During the previous year we were delighted to hear from a couple of clients that first aid really does work. One client was involved in putting someone into recovery who had collapsed and was unconscious and was ignored by other members of the public because they did not know what to do. Our client stepped in and very probably saved the life of the casualty. Another client stepped in to assist a casualty in seizure. It often seems that first aid training is the poor relative, and many people are still very concerned about delivering first aid and being sued. This is highly unlikely in the UK if a person stepped in to help a casualty even if they were not trained. Ask yourself how you would feel if you did nothing to help and a casualty who could have been saved didn’t make it. First aid training gives you life skills to help someone in trouble, they could even be members of your own family or friends, so if you have shied away from training make it your resolution to bite the bullet and see what a difference you can make if you had to.

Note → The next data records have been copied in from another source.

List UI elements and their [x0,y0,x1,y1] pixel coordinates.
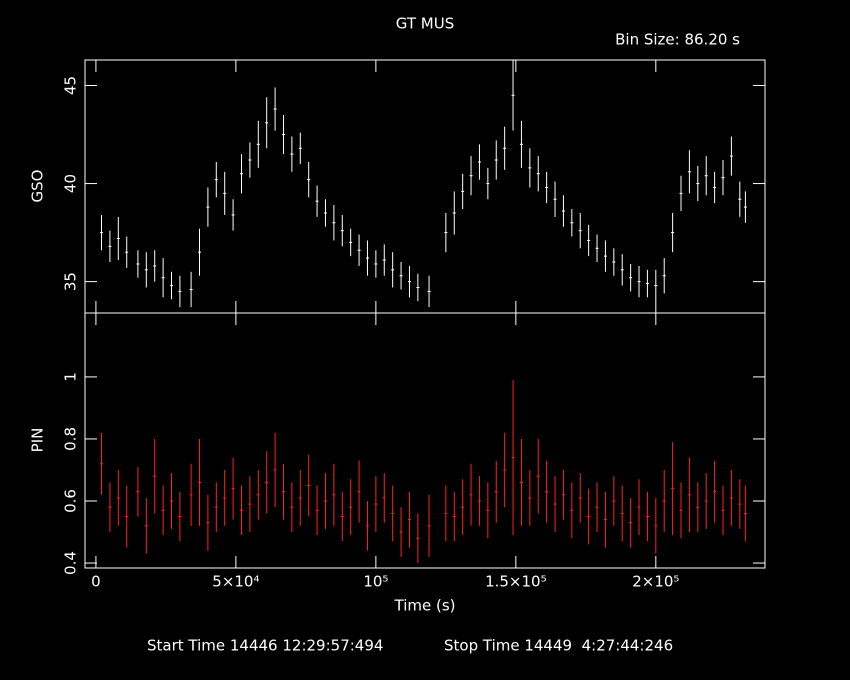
x-tick-label: 2×10⁵ [632,573,679,591]
start-time: Start Time 14446 12:29:57:494 [147,637,383,655]
y-tick-label: 1 [62,372,80,382]
x-tick-label: 1.5×10⁵ [485,573,547,591]
y-tick-label: 0.4 [62,551,80,575]
y-tick-label: 0.8 [62,427,80,451]
data-layer [100,380,747,564]
y-tick-label: 35 [62,272,80,291]
y-axis-title: PIN [29,428,47,453]
stop-time: Stop Time 14449 4:27:44:246 [444,637,673,655]
x-tick-label: 5×10⁴ [212,573,259,591]
plot-frame [84,312,766,569]
x-tick-label: 10⁵ [363,573,388,591]
y-tick-label: 0.6 [62,489,80,513]
plot-frame [84,59,766,314]
y-tick-label: 40 [62,174,80,193]
data-layer [100,60,747,308]
chart-title: GT MUS [396,15,454,33]
bin-size: Bin Size: 86.20 s [615,31,740,49]
x-axis-title: Time (s) [394,597,456,615]
y-axis-title: GSO [29,170,47,203]
y-tick-label: 45 [62,76,80,95]
x-tick-label: 0 [91,573,101,591]
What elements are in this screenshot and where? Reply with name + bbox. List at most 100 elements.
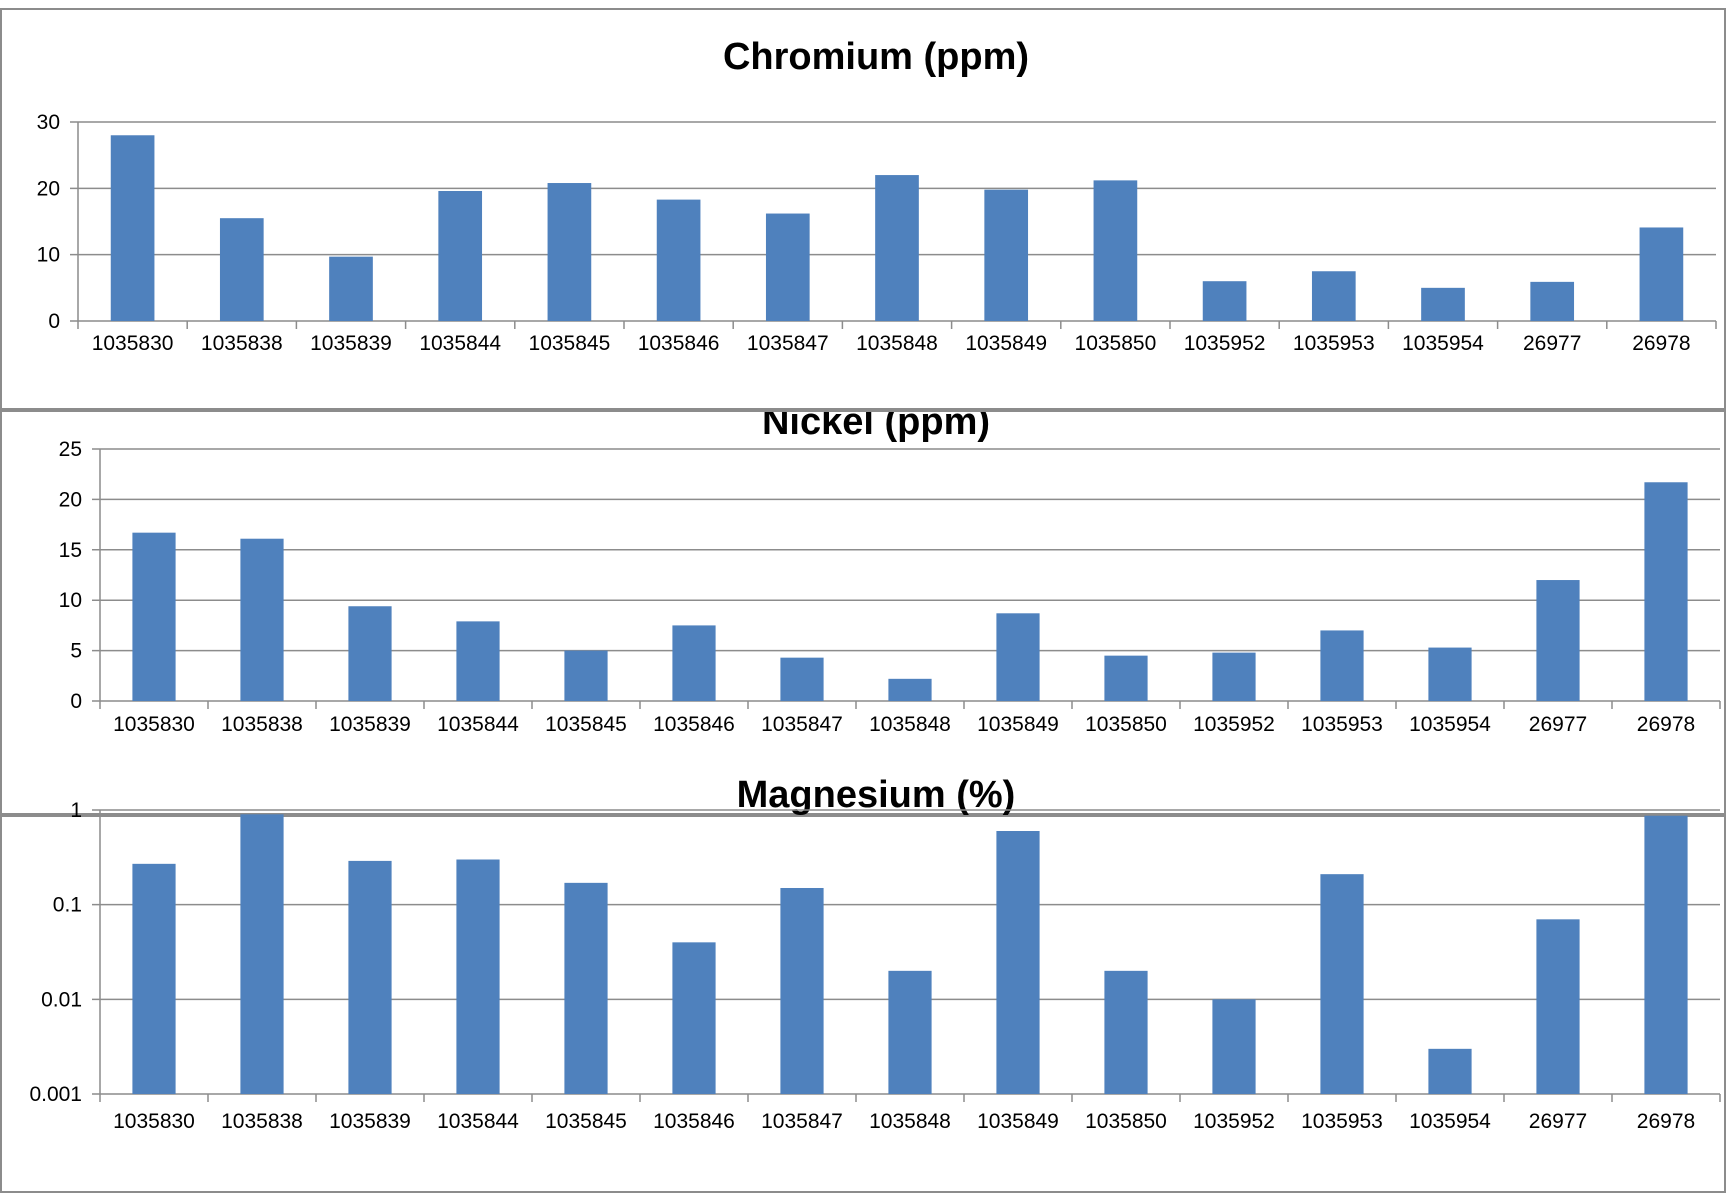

Autumn is now nearly upon us with all the changes it brings and we move ever closer to shorter days and longer nights. For me I can only hope the Indian summer lasts a bit longer!
The start of the new academic year also brings its changes for children and students and not least the teaching staff who not only have to get to know their new charges but also have to be up to speed with any procedural changes as well. For us in the first aid industry there are also some changes, some of which are relative to our first aid training in primary and secondary schools which I have summarised below.
GUIDANCE ON THE USE OF EMERGENCY SALBUTAMOL INHALERS IN SCHOOLS
From 1st October 2014 the Human Medicines (Amendment) (No. 2) Regulations 2014 will allow schools to keep a salbutamol inhaler for use in emergencies.
I am sure that this information is already noted in schools and we will certainly ensure that it is mentioned in our first aid training but if you have not yet seen the document which is quite extensive then I would recommend downloading a copy of it (as above) which will tell you all you need to know about this significant change in the management of asthma in your school.
THE NEW LEVEL 3 PAEDIATRIC FIRST AID QUALIFICATIONS
Within the first aid industry there are two alternative versions of the 12 hour paediatric first aid course, the newest being Level 3 above which was formally introduced on 1st September 2014, supersedes the Level 2 Award and meets the requirements of Ofqual. MCG Training is an approved Centre for Qualsafe Awards and can offer this training which is particularly beneficial to those students working in childcare as they can earn 2 credits towards their Childcare NVQ awards on successful completion of the 12 hour course. The course involves several practical and 2 written assessments.
The alternative version is still a 12 hour course which delivers the same content but is certificated by MCG Training and is validated by our approval as a member of the First Aid Industry Body which is responsible for monitoring our standards of training. This is not an Ofqual course and although the content is the same it will not earn 2 units towards an ongoing NVQ.